Changes in Tax Provisions for Startups
President Donald Trump’s recent tax bill may offer startup founders and investors the chance to cash in on their stocks sooner than expected. The One Big Beautiful Bill Act, which was enacted last week, brings significant revisions to small business tax regulations.
There are three primary changes worth noting. First, the new provisions allow businesses to qualify as small enterprises even with larger fundraising efforts. Additionally, it raises the tax-free profit threshold for stakeholders selling shares after a sale.
The most notable shift is the introduction of a step-by-step system, allowing investors to experience tax benefits much sooner. Previously, founders and investors were exempt from capital gains tax only if they sold their stocks five years post-issuance. This restriction often deterred founders from pursuing mergers or secondary sales early on, fearing substantial tax consequences.
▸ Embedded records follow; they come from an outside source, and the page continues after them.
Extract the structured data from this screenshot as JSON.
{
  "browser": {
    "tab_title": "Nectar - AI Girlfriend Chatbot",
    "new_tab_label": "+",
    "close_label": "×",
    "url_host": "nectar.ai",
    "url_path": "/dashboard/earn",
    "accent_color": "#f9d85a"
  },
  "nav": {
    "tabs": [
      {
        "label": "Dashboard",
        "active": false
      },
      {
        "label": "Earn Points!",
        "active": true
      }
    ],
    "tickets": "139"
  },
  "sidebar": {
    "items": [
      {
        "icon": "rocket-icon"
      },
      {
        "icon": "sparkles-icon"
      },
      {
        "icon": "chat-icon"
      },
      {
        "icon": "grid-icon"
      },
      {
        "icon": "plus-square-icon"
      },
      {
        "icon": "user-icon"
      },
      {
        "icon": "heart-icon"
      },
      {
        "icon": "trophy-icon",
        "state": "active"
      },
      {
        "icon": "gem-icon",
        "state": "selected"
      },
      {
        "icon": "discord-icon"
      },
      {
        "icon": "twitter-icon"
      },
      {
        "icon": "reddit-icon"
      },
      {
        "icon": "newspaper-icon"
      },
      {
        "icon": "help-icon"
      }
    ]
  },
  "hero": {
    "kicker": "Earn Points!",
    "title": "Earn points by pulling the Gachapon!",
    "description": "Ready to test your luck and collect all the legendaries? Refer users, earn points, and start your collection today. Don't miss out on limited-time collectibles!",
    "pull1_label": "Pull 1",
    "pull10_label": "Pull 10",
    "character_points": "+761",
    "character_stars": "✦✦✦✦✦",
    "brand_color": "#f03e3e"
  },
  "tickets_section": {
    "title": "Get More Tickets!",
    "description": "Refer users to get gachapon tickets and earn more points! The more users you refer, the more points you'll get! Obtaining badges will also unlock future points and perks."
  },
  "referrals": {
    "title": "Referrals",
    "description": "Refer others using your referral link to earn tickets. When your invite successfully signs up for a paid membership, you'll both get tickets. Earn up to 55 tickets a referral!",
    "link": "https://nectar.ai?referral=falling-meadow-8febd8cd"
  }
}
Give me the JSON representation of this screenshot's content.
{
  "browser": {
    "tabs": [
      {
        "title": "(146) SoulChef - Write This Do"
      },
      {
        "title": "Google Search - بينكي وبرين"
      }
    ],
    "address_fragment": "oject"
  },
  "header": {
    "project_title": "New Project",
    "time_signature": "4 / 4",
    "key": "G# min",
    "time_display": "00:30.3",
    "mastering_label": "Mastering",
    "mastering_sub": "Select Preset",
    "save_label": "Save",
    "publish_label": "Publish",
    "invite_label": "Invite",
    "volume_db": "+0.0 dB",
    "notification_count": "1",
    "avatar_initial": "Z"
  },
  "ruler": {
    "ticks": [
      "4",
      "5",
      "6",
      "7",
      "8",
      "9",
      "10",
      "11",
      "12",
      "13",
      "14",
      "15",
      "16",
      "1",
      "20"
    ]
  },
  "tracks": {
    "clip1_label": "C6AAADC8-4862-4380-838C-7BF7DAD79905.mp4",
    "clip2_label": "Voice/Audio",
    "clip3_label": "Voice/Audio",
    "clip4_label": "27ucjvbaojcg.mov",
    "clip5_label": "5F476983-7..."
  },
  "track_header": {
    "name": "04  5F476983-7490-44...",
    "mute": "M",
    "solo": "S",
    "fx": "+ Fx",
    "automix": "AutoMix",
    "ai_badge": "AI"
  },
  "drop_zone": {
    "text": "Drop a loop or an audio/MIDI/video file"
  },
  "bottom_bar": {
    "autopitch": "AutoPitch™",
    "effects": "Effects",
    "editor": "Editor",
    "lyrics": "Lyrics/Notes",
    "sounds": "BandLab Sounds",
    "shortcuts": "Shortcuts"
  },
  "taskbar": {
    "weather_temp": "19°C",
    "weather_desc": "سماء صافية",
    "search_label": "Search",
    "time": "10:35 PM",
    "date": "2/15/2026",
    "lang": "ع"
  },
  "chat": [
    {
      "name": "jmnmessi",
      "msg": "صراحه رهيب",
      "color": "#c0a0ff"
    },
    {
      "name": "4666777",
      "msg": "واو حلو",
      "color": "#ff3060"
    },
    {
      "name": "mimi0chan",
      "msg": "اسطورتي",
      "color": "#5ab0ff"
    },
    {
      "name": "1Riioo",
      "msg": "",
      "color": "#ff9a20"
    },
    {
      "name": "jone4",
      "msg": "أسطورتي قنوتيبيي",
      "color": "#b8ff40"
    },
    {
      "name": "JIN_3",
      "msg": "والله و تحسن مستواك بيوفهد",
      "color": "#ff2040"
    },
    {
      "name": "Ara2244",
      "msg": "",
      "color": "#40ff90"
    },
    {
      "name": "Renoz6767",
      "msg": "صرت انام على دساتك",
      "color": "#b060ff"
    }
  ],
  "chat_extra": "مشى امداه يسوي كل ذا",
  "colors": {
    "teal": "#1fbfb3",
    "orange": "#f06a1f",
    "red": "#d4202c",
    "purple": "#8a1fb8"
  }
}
Now, profits will be tax-free for 50% after three years, reaching 75% after four years, and completely tax-free after five years.
The startup ecosystem is buzzing about this change and its potential impact. “For many, the minimum exit over the last five years has brought no real benefits,” remarked Luke Fischer, co-founder and CEO of Skyfi, a geospatial tech startup. “It seems they grasp the reality of business and recognize the necessity of deploying their hard-earned capital.”
Understanding the Changes
The revised Eligible SME Equity Rules broaden the definition of small businesses, raising the total asset cap from $50 million to $75 million. This expansion allows founders, investors, and employees who acquire shares before hitting that cap to realize profits up to $15 million per taxpayer from the sale of startup shares, effectively doubling the previous cap of $10 million.
Some restrictions remain. Companies mainly servicing hospitals or law firms won’t qualify for QSBS benefits, and to be eligible, firms must be registered as C corporations.
Venture capital attorney Chris Harvey noted an uptick in companies that previously exceeded the $50 million asset limit now qualifying for benefits due to the increased cap. This expansion is likely to draw more Series A and B startups into the fold, especially as the average funding sizes for these stages have decreased since the peak funding years in 2021.
“If you were in a position where you had options, you might have shied away from exercising them. Now, there may be a viable path forward,” Harvey explained.
Potential for Quicker M&As
The updated regulations could lead to swift mergers and acquisitions. “Startups can consider acquisition offers after as little as three years,” said Milad Alucozai, co-founder of Pamir Ventures. Prior to the recent changes, any profit realized before the five-year mark often incurred heavy taxes.
While startup timelines for M&A can be quite variable, it’s observed that they typically occur within five to ten years. However, Alucozai noted a trend where especially AI startups are receiving acquisition offers at an accelerated pace, driven by demand for AI talent and assets.
This change could also make secondary sales more appealing. Generally, these transactions take place later in a startup’s lifecycle, but Menlo Ventures’ Deedy Das indicated that the new provisions might prompt founders to consider them earlier.
“This might motivate early employees and founders to sell within three to five years, especially given the tax incentives, potentially increasing secondary sales for strong companies in demand,” he said.
Uncertainties and Employee Impact
According to CARTA data from August 2024, investors stand to benefit significantly from the QSBS expansion, owning nearly 60% of all eligible small business stocks, while employees hold about 10%. Employees with stock options face a unique situation as they must transition those options into actual shares, incurring taxes in the process, whereas founders and investors typically own shares from the start.
Harvey emphasized that for tax incentives to be applied justly across employees, founders, and investors, further changes to QSBS provisions may be necessary. There’s also a lack of clarity regarding safety agreements, which are commonly employed in early-stage startups. Investors utilizing these agreements may find the conversion process complex if it occurs before the startup reaches the $75 million asset threshold, which could disqualify the entity from QSBS benefits.
Additionally, there’s a risk of “brain drain” if employees cash out and leave the company. Alucozai noted, however, that such changes could enhance capital flow throughout the venture ecosystem, enabling founders and employees to remain involved longer.
“Ultimately, if you aim to build for the long haul, introducing liquidity along the way isn’t a disadvantage,” he concluded.